Preventing errors within extremely complicated technological systems is often elusive. The more complex the system, the more complex the pattern of error. But a curious thing happens in systems that are kept relatively error free: as major errors are prevented, it gets more difficult to forecast future major errors — because so few happen! In these kind of mission-critical systems the genesis profile of a major failure may be unknown because major failures are so rare.
We would not know very much about how to cure a disease if all we could study were healthy people with minor ailments. Some life-critical technological systems — like a modern passenger jet — have zero tolerance for major errors. And so we do a very good job of preventing them. But because there are so few crashes we don’t have a large body of knowledge about how they happen. A US Congressional panel investigating the FAA policy of not punishing disclosure of minor safety errors made a very keen observation about technological systems:
It said that in fields where there were few accidents, the only choice to improve safety was to gather data on “accident precursors,” minor events that could add up to catastrophe. Such events, it said, were often known only to a few airline employees.
How do you prevent major errors in a system built to successfully keep major errors to a minimum? You look for the ugly.
The safety of aircraft is so essential it is regulated in hopes that regulation can decrease errors. Error prevention enforced by legal penalties presents a problem, though: severe penalties discourages disclosure of problems early enough to be remedied. To counter that human tendency, the US FAA has generally allowed airlines to admit errors they find without punishing them. These smaller infractions are the “ugly.” By themselves they aren’t significant, but they can compound with other small “uglies.” Often times they are so minimal — perhaps a worn valve, or discolored pipe — that one can hardly call them errors. They are just precursors to something breaking down the road. Other times they are things that break without causing harm.
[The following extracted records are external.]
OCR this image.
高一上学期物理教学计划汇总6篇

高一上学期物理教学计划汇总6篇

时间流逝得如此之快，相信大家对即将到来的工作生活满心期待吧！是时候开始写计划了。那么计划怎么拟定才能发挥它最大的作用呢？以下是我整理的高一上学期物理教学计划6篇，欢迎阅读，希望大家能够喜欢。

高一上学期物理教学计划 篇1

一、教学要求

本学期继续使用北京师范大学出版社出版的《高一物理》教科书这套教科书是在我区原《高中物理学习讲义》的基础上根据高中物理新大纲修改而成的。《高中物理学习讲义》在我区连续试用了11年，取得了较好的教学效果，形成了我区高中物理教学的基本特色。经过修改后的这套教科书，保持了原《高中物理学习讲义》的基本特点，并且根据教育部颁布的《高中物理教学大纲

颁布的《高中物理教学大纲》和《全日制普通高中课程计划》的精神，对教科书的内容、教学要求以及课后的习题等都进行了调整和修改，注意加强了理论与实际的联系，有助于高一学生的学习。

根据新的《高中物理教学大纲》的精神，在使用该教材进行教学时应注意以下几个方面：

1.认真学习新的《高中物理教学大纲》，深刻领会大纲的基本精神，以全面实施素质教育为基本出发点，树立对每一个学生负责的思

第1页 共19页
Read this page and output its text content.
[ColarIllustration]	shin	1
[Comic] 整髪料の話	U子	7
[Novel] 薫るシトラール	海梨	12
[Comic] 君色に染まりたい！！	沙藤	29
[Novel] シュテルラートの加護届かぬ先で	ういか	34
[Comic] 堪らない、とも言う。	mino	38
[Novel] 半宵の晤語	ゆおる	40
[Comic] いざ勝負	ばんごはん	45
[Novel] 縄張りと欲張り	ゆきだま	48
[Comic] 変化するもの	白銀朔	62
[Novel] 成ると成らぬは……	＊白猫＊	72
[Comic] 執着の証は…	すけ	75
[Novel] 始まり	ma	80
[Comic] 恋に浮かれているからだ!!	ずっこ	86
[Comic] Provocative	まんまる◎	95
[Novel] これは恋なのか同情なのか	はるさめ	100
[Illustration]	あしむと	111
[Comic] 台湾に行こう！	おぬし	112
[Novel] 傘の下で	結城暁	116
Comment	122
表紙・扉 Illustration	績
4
The general agreement in the industry is that a policy of unpunished infractions encourages quicker repairs and reduces the chances of major failures. Of course not punishing companies for safety violations rubs some people the wrong way. A recent Times article reports on the Congressional investigation into whether this policy of unpunished disclosure should continue, which issued the quote above. The Times says:
“We live in an era right now where we’re blessed with extremely safe systems,” said one panel member, William McCabe, a veteran of business aviation companies. “You can’t use forensics,” he said, because there are not enough accidents to analyze.
“You’re looking for ugly,” Mr. McCabe said. “You ask your people to look for ugly.” A successful safety system, he said, “acknowledges, recognizes and rewards people for coming forward and saying, ‘That might be one of your precursors.’ ”
Looking for ugly is a great way to describe a precursor-based error detection system. You are not really searching for failure as much as signs failure will begin. These are less like errors and more like deviations. Offcenter in an unhealthy way. For some very large systems — like airplanes, human health, ecosystems — detection of deviations is more art than science, more a matter of beauty or the lack of it.
Come to think of it, looking for ugly is how we assess our own health. I suspect looking for ugly is how we will be assessing complex systems like robots, AIs and virtual realities.